1番目の方のように、複雑な製品の仕様や背景、具体的な使用シーンや経済的効果も含めてしっかり理解し、お客さんとお話できる人に、深く考える力や業界知識、お客さんのニーズをつかんでそれを解決する提案力、そういうものがないはずないんですよね。もちろん、違う製品を担当することになったら、キャッチアップのために時間は必要かもしれませんが、同じようなパフォーマンスを出せることはほぼ間違いないでしょう。
人材市場全体から評価される必要はある?
2番目の方は、得てして「人脈しかない人」とバカにされてしまうこともあるかもしれません。ただ、どんな仕事だろうが、「人間関係をきちんと構築できる人」の存在は貴重です。
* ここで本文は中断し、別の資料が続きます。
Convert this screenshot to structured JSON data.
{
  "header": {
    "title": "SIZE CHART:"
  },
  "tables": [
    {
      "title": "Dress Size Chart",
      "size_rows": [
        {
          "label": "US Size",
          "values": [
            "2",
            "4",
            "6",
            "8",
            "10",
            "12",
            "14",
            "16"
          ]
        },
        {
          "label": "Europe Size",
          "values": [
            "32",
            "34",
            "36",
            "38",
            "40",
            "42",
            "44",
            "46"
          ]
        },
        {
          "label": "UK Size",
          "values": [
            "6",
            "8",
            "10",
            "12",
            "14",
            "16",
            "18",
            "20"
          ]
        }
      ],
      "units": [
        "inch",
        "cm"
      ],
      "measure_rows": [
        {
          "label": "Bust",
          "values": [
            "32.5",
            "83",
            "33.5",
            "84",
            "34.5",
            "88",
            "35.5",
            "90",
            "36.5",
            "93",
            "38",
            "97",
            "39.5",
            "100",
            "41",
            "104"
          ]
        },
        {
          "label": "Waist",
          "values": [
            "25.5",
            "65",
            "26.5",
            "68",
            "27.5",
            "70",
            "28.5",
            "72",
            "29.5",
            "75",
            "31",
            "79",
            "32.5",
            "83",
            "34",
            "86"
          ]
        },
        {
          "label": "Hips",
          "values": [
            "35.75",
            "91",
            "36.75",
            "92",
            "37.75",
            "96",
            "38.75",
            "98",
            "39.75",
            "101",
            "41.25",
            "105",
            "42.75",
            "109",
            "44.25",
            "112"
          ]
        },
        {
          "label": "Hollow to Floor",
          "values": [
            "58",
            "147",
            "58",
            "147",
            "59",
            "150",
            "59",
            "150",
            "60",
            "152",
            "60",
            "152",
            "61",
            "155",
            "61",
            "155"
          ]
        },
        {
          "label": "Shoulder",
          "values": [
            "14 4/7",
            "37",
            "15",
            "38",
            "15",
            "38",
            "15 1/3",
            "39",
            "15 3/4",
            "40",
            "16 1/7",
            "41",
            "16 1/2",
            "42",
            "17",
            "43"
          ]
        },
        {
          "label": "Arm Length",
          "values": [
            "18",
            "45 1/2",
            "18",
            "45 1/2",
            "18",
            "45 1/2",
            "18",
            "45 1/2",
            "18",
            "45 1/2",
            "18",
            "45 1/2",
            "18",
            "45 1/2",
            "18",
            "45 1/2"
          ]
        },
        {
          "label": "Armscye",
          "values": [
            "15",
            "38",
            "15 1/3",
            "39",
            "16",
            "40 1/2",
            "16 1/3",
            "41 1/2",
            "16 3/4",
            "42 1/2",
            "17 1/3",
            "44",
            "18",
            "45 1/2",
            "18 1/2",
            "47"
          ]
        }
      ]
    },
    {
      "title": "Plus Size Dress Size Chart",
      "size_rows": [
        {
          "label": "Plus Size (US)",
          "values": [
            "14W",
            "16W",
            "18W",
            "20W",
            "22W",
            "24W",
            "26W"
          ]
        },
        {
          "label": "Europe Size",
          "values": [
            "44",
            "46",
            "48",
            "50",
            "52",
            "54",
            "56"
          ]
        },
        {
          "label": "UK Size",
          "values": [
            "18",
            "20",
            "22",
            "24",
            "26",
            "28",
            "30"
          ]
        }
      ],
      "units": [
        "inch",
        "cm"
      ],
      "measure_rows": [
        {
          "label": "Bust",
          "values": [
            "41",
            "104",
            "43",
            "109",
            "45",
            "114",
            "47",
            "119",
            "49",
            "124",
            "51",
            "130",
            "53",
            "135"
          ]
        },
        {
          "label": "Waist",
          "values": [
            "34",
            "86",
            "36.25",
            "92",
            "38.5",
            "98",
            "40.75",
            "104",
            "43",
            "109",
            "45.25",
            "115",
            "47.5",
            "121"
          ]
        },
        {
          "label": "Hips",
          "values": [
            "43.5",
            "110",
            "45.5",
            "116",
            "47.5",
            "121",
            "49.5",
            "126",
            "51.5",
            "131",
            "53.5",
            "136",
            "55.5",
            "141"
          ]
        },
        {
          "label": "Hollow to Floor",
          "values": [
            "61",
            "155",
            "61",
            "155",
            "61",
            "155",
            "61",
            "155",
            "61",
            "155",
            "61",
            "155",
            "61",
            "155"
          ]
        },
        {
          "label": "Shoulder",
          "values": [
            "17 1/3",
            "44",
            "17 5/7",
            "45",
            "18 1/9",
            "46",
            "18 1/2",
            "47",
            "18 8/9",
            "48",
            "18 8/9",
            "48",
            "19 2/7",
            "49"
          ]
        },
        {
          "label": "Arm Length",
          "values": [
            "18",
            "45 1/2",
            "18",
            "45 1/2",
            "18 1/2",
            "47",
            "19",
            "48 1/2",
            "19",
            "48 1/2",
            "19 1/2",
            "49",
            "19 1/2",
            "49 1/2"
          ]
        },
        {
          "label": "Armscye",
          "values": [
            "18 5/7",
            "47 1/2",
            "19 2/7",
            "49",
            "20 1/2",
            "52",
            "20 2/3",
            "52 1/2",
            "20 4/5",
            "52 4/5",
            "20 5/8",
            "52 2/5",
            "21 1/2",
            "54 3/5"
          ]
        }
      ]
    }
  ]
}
専門的スキルに乏しくとも、上も下も横も内も外もしっかり巻き込み、プロジェクトをいい感じに進めていける人材はめちゃくちゃ貴重です。
「自分は潤滑油のような存在です」というフレーズは、ぼくが新卒で就職活動をしていたときによく聞きすぎてネタになっていることもありましたが、でも、「潤滑油」、大事ですよね。
確かに今の時代、終身雇用も年功序列もほぼ崩壊したと言ってよく、「ひとつの会社にしがみつく」というのはあまり賢い選択肢ではなくなりました。それを受けて、「今の会社だけでなく、人材市場全体から評価される力をつける必要がある」というのも正しいと思います。
ただ、だからといって「ロジカルシンキング!」「英語!」「プログラミング!」「会計!!」と焦りすぎる必要はないのです。今まで仕事の中で、数多の失敗や成功を通じて磨き上げてきたあなただけの経験やワザ、それはMBAでもコンサルティングファームでも学べない、最高の「ポータブルスキル」なのですから。